VERNAL — A coalition of public health and conservation groups is suing the Environmental Protection Agency, asserting it is failing to protect the Uintah Basin from high levels of air pollution.
“Smog is a serious public health threat,” said Dr. Brian Moench of Utah Physicians for a Healthy Environment. “We have to confront this serious air quality problem if we have any chance of providing a clean, healthy future for our children and communities.”
The suit, filed Friday by Earthjustice on behalf of WildEarth Guardians, Utah Physicians for a Healthy Environment and the Southern Utah Wilderness Alliance, challenges the EPA’s failure to declare that the Uintah Basin is violating federal health standards that limit concentrations of ground-level ozone in the air. Ground-level ozone forms when pollution from tailpipes and smokestacks interacts with sunlight.
Although usually a big city problem, monitors in Uintah County in the rural Uintah Basin of northeastern Utah have recorded ground-level ozone levels as high as large cities like Los Angeles or Houston.
“The Uintah Basin is home to some of the worst ground-level ozone pollution in the nation,” said Earthjustice staff attorney Robin Cooley who is representing the groups in court.
Despite monitoring showing violations of ground-level ozone standards, EPA did not designate the Uintah Basin as a “nonattainment area," but instead said it was “unclassifiable.”
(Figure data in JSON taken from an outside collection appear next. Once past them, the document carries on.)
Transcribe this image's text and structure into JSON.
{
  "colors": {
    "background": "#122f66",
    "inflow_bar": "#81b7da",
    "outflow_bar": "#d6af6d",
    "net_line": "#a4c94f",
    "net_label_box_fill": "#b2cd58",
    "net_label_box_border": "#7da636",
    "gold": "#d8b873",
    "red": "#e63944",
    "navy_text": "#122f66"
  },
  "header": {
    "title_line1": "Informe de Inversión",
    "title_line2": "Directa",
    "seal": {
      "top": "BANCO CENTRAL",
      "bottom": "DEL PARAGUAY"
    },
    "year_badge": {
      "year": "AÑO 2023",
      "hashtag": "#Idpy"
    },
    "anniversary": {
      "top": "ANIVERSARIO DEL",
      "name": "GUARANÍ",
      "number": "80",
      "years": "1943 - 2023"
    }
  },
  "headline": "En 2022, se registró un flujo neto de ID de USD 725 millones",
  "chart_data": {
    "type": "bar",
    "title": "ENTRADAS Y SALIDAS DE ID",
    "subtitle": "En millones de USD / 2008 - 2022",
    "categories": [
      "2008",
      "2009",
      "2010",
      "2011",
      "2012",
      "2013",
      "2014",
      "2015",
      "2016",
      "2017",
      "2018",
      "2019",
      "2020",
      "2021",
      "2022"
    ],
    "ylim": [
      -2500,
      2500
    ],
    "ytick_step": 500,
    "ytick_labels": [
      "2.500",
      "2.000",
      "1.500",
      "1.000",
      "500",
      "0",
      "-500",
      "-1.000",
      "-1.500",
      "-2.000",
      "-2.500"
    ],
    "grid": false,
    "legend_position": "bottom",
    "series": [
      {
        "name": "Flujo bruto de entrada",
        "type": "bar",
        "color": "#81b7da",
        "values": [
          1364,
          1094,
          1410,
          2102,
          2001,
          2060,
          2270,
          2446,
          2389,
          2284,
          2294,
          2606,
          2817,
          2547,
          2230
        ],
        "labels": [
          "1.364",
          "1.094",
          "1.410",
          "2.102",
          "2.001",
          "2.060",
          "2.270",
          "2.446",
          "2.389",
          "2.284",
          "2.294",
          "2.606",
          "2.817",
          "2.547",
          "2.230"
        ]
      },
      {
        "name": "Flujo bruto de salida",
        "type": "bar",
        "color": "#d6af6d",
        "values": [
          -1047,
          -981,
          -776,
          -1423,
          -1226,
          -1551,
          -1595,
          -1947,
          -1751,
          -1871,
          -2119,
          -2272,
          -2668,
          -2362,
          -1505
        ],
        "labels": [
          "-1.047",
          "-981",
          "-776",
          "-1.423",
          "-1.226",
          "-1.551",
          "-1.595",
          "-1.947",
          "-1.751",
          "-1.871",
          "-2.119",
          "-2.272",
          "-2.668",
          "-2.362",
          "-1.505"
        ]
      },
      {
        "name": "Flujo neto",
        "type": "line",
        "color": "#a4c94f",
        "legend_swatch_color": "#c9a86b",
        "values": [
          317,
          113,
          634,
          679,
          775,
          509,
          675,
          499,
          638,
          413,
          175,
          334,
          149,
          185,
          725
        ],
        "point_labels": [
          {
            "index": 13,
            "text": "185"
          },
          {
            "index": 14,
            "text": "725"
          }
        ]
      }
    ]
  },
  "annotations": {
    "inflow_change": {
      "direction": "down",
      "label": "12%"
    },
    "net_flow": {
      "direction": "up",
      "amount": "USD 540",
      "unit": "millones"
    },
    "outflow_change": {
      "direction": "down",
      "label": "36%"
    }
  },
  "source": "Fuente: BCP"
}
The groups’ challenge seeks EPA reconsideration and court review in the U.S. Court of Appeals for the D.C. Circuit concerning EPA’s decision, which was issued in May.
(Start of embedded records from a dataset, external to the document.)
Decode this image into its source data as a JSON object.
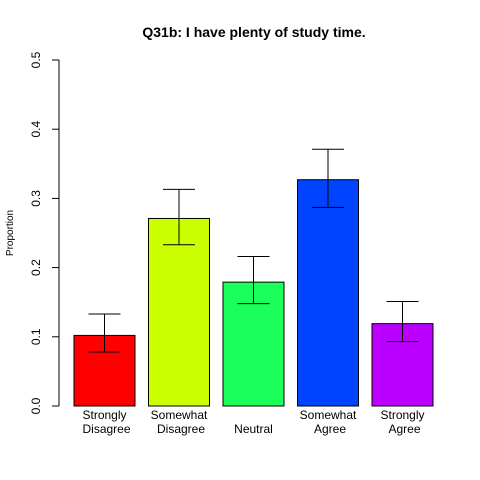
{
  "chart_data": {
    "type": "bar",
    "title": "Q31b: I have plenty of study time.",
    "xlabel": "",
    "ylabel": "Proportion",
    "ylim": [
      0,
      0.5
    ],
    "yticks": [
      "0.0",
      "0.1",
      "0.2",
      "0.3",
      "0.4",
      "0.5"
    ],
    "grid": false,
    "categories": [
      {
        "line1": "Strongly",
        "line2": "Disagree"
      },
      {
        "line1": "Somewhat",
        "line2": "Disagree"
      },
      {
        "line1": "Neutral",
        "line2": ""
      },
      {
        "line1": "Somewhat",
        "line2": "Agree"
      },
      {
        "line1": "Strongly",
        "line2": "Agree"
      }
    ],
    "values": [
      0.102,
      0.271,
      0.179,
      0.327,
      0.119
    ],
    "error_low": [
      0.078,
      0.233,
      0.148,
      0.287,
      0.093
    ],
    "error_high": [
      0.133,
      0.313,
      0.216,
      0.371,
      0.151
    ],
    "colors": [
      "#ff0000",
      "#ccff00",
      "#1aff5a",
      "#0044ff",
      "#bb00ff"
    ]
  }
}
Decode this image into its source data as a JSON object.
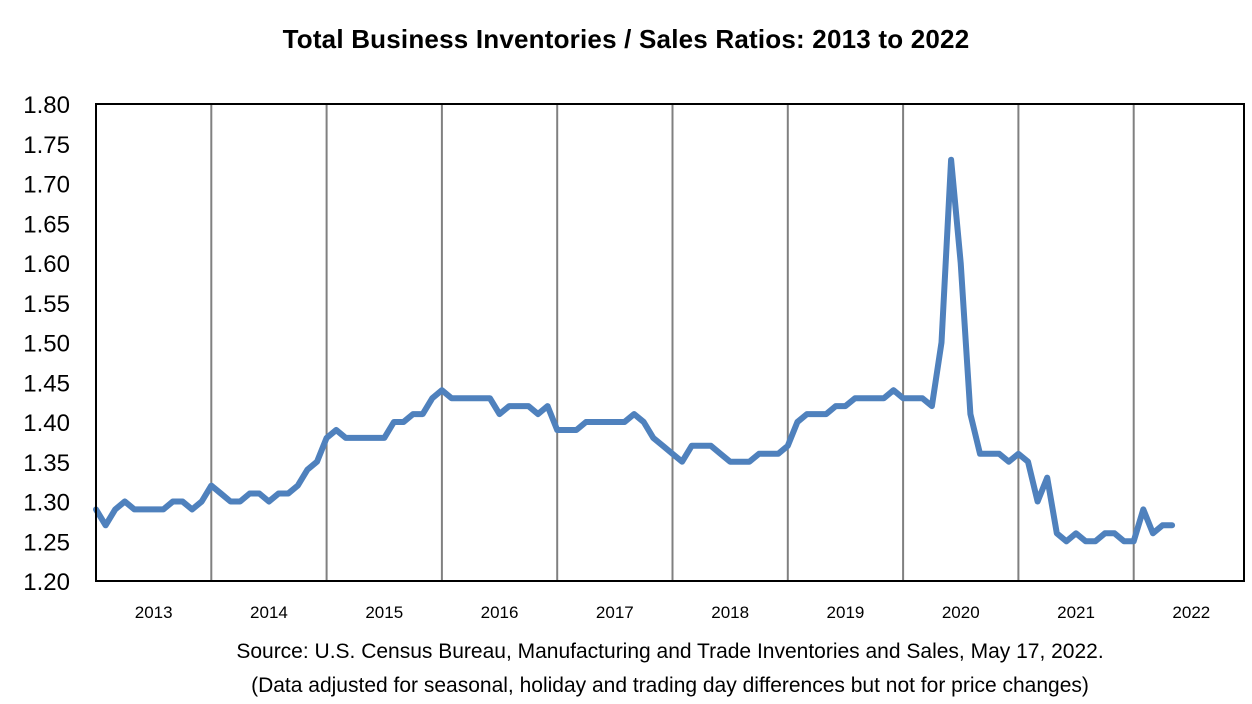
{
  "chart_data": {
    "type": "line",
    "title": "Total Business Inventories / Sales Ratios: 2013 to 2022",
    "xlabel": "",
    "ylabel": "",
    "ylim": [
      1.2,
      1.8
    ],
    "yticks": [
      "1.80",
      "1.75",
      "1.70",
      "1.65",
      "1.60",
      "1.55",
      "1.50",
      "1.45",
      "1.40",
      "1.35",
      "1.30",
      "1.25",
      "1.20"
    ],
    "years": [
      "2013",
      "2014",
      "2015",
      "2016",
      "2017",
      "2018",
      "2019",
      "2020",
      "2021",
      "2022"
    ],
    "grid": "vertical lines at year boundaries",
    "series": [
      {
        "color": "#4f81bd",
        "start": "2013-01",
        "frequency": "monthly",
        "values": [
          1.29,
          1.27,
          1.29,
          1.3,
          1.29,
          1.29,
          1.29,
          1.29,
          1.3,
          1.3,
          1.29,
          1.3,
          1.32,
          1.31,
          1.3,
          1.3,
          1.31,
          1.31,
          1.3,
          1.31,
          1.31,
          1.32,
          1.34,
          1.35,
          1.38,
          1.39,
          1.38,
          1.38,
          1.38,
          1.38,
          1.38,
          1.4,
          1.4,
          1.41,
          1.41,
          1.43,
          1.44,
          1.43,
          1.43,
          1.43,
          1.43,
          1.43,
          1.41,
          1.42,
          1.42,
          1.42,
          1.41,
          1.42,
          1.39,
          1.39,
          1.39,
          1.4,
          1.4,
          1.4,
          1.4,
          1.4,
          1.41,
          1.4,
          1.38,
          1.37,
          1.36,
          1.35,
          1.37,
          1.37,
          1.37,
          1.36,
          1.35,
          1.35,
          1.35,
          1.36,
          1.36,
          1.36,
          1.37,
          1.4,
          1.41,
          1.41,
          1.41,
          1.42,
          1.42,
          1.43,
          1.43,
          1.43,
          1.43,
          1.44,
          1.43,
          1.43,
          1.43,
          1.42,
          1.5,
          1.73,
          1.6,
          1.41,
          1.36,
          1.36,
          1.36,
          1.35,
          1.36,
          1.35,
          1.3,
          1.33,
          1.26,
          1.25,
          1.26,
          1.25,
          1.25,
          1.26,
          1.26,
          1.25,
          1.25,
          1.29,
          1.26,
          1.27,
          1.27
        ]
      }
    ],
    "colors": {
      "line": "#4f81bd",
      "grid": "#808080",
      "frame": "#000000"
    }
  },
  "source": {
    "line1": "Source: U.S. Census Bureau, Manufacturing and Trade Inventories and Sales, May 17, 2022.",
    "line2": "(Data adjusted for seasonal, holiday and trading day differences but not for price changes)"
  }
}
The suit comes even as the EPA is partnering with multiple agencies in the largest air pollution study conducted in Utah costing $5.5 million to get at the root of the ozone problem.
"Our feeling is that they already have data in hand to make a decision," Moench said. "The longer they put this off, the more real health consequences there will be. ... Why they are not acting on it to us seems inexplicable."
Monitoring data in the Uintah Basin collected between 2009 and 2011 shows violations of federal health limits on ground-level ozone, which are set at 75 parts per billion. In 2010 and 2011, ozone levels rose as high as 121 parts per billion and 139 parts per billion, respectively. However, during this last winter, which was unusually mild and devoid of much snow cover, the state Division of Air Quality said federal standards were never exceeded.